Ballmer Says Microsoft Is 'Hardcore' About Tablets 324
gbll writes with news that Microsoft is gearing up to aggressively pursue the tablet PC market, according to CEO Steve Ballmer. Microsoft is working with a variety of hardware companies including Asus, Dell, Samsung, Toshiba and Sony, to release Windows 7 slates later this year.
"These slates will be available at a variety of price points and in a variety of form factors — with keyboards, touch only, dockable, able to handle digital ink, etc. Since Ballmer showed off a prototype of a Windows 7 slate from Hewlett-Packard at the Consumer Electronics Show in January, the company has said next-to-nothing about how it planned to address the slate form-factor space. ... Ballmer never mentioned the iPad or the coming Chrome OS-based slates by name during his remarks. Microsoft’s pitch will be that these slates will be sanctioned by corporate IT departments, enabling customers to use them at work and at home."
Re:Kin? (Score:5, Informative)
LOL. They started the Smartphone market?
I had a smartphone in 2001, *9* years ago.
Look up the Nokia 9110i communicator.
The US lagged massively behind the rest of the world in terms of cell phones, so you might want to read up about smartphones in Europe and Asia, they've been around longer than you think.
The 9110i was an AMD 486 running DOS with a GEOS front end, quite a cool thing.
Re:Kin? (Score:4, Informative)
Windows Mobile phones also have been around for longer than you think.
I've got my first one in 2003.
1993 - the IBM Simon - a touchpad mobile with apps (Score:4, Informative)
And sold by BellSouth.
Nokia 9000 in 1996.
Smartphone 2002 announced by Microsoft in 2001 - defined as lacking a touchscreen.
Winner: IBM, by nearly a decade.
http://en.wikipedia.org/wiki/Smartphone#History [wikipedia.org]
http://www.microsoft.com/presspass/press/2002/feb02/02-19intelwirelesspr.mspx [microsoft.com]
http://www.microsoft.com/presspass/press/2002/feb02/02-19tismartphonepr.mspx [microsoft.com]
http://www.oreillynet.com/pub/a/wireless/2004/01/01/mpx2002.html [oreillynet.com]
http://en.wikipedia.org/wiki/Nokia_9000_Communicator [wikipedia.org]
http://en.wikipedia.org/wiki/Simon_(phone) [wikipedia.org]
Re:Still want Courier (Score:3, Informative)
This is not true, iOS is very different under the hood than OS X. There may be similarities, but at the core they have nothing to do with each other. Kind of the opposite to Android & Linux (core is Linux, but that's where the similarities seem to end).
I think MS needs to drop this idea that Silverlight is the panacea for all things mobile. I'm not impressed with them using it with both Win 7 Phone or Win 7 Embeded. It's almost as bad as rumoured the Flash OS that does the rounds every few months. Why you would turn such a resource hog into a mobile platform I have no idea.
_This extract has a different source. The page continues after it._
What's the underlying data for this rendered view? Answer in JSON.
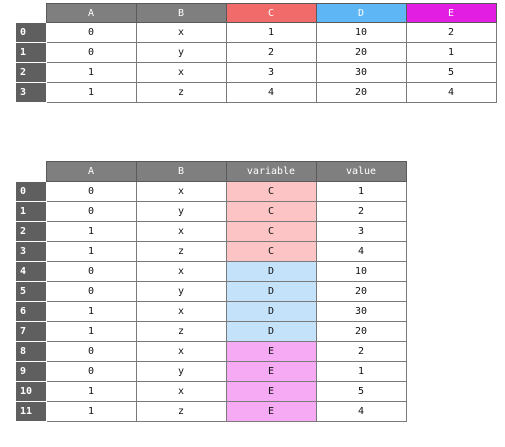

While I would love to have seen the Courier get off the ground, I know deep down that MS was never going to release something as cool as that. It's not in their best interest to beat out the iPad, but to create an OS that can compete with iOS. Although I have my doubts they can do this at such a late stage in the game.
Re:Still want Courier (Score:5, Informative)
This is not true, iOS is very different under the hood than OS X. There may be similarities, but at the core they have nothing to do with each other
Absolutely untrue. Aside from achitecture-specific bits, they run the same XNU kernel. On top of this, they have the same libc, the same CoreFoundation framework and the same Foundation framework, providing interfaces to the system. They run the same display server, with the same CoreGraphics / CoreAnimation frameworks providing interfaces to it. Text rendering on both is done via the same CoreText framework. They have the same Objective-C runtime, although the ARM version does not support Autozone GC. Both provide most of the same high-level frameworks, such as the address book and calendar store. There are some differences:
UIKit is about the only major addition in iOS, and I wouldn't be surprised if it shares a lot of code with AppKit (a lot of the classes are almost identical, or just cut-down versions UIKit). Pretty much everything else in iOS is also present in OS X.